Slovenia is a country with a high diversity of natural environment gathered in a small area.
Slovenia is a small European nation wedged between Italy, Hungary and Croatia. It covers a little more than 20,000 square kilometers and has a population of just over 2 million. Yet this tiny nation is a veritable giant when it comes to environmentalism.
According to the Legatum Institute, a London-based public policy think tank, scenic little Slovenia is a world-leader in using natural resources responsibly for the benefit of both locals and their environment. In its annual Prosperity Index in 2016, Slovenia came first among 149 countries surveyed when it comes to consideration of a large set of variables, including government efforts to preserve biodiversity, to reduce pollution, and to manage natural resources sustainably. Last year the tiny nation came second, behind Norway and ahead of Finland.

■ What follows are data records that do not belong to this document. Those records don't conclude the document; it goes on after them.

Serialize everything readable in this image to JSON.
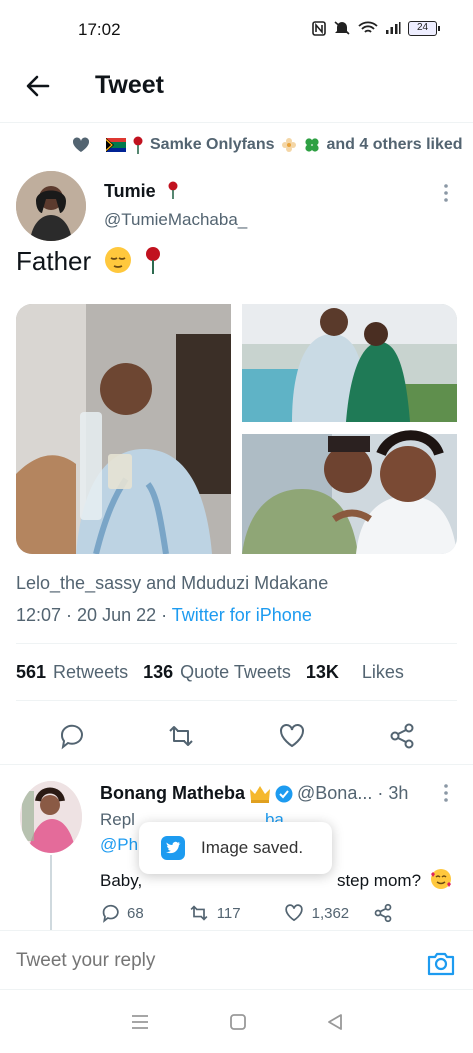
{
  "status_bar": {
    "time": "17:02",
    "battery": "24"
  },
  "header": {
    "title": "Tweet"
  },
  "social_context": {
    "text": "Samke Onlyfans",
    "suffix": "and 4 others liked"
  },
  "tweet": {
    "author_name": "Tumie",
    "author_handle": "@TumieMachaba_",
    "text": "Father",
    "liked_by": "Lelo_the_sassy and Mduduzi Mdakane",
    "timestamp": "12:07 · 20 Jun 22 · ",
    "source": "Twitter for iPhone",
    "stats": {
      "retweets_count": "561",
      "retweets_label": "Retweets",
      "quotes_count": "136",
      "quotes_label": "Quote Tweets",
      "likes_count": "13K",
      "likes_label": "Likes"
    }
  },
  "reply": {
    "author_name": "Bonang Matheba",
    "author_handle": "@Bona... · 3h",
    "replying_prefix": "Repl",
    "replying_mention": "ba_",
    "mention2": "@Ph",
    "text": "Baby, ",
    "text_end": "step mom?",
    "reply_count": "68",
    "retweet_count": "117",
    "like_count": "1,362"
  },
  "toast": {
    "text": "Image saved."
  },
  "compose": {
    "placeholder": "Tweet your reply"
  },
  "colors": {
    "accent": "#1d9bf0",
    "secondary_text": "#536471",
    "divider": "#eff3f4"
  }
}
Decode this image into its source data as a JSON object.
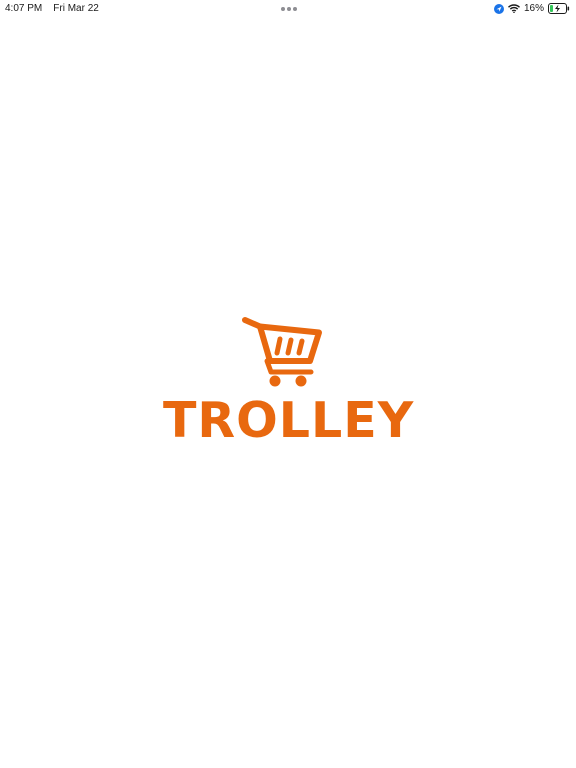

A cleaner and richer natural environment improves people’s general well-being and quality of life. In Slovenia there are ongoing efforts to protect as much of the country’s picturesque and biodiverse environment as possible. Over the past decade the small European nation, whose forests boast wolves, bears, deer, and foxes aplenty, has set aside large swathes of its land and water as protected areas.
“Slovenia is a country with a high diversity of natural environment gathered in a small area,” said the Slovenian ministry of the environment. “Preserved nature is our core national treasure and our identity.” These are more than just mere words. The country’s nationwide Slovenia Green project has declared 17 destinations to be certifiably green – no small feat in such a tiny country – according to their use of green energy, effective wastewater treatment and other environmentally friendly practices.
Thanks to this progressive attitude, which commendably predicates national well-being on the health of the country’s natural environment, the small nation has turned itself into a popular ecotourism destination, a place that National Geographic has recently dubbed a “tree-hugger heaven.”
“Slovenia’s idea of “green,” by contrast, means you get more, not less,” the magazine explains. “A national program called Slovenia Green has now certified 17 destinations, with more in the pipeline. For such a small country, that’s a lot,” it adds.
“The certification process employs the usual environmental metrics — green energy use, wastewater treatment, and so on — but the Slovenes have added requirements for character of place, including cultural heritage, nature, and gastronomy. Each destination must show that it is taking care of all the things that make it special — a bulwark against the tide of globalization that overwhelms so many destinations.”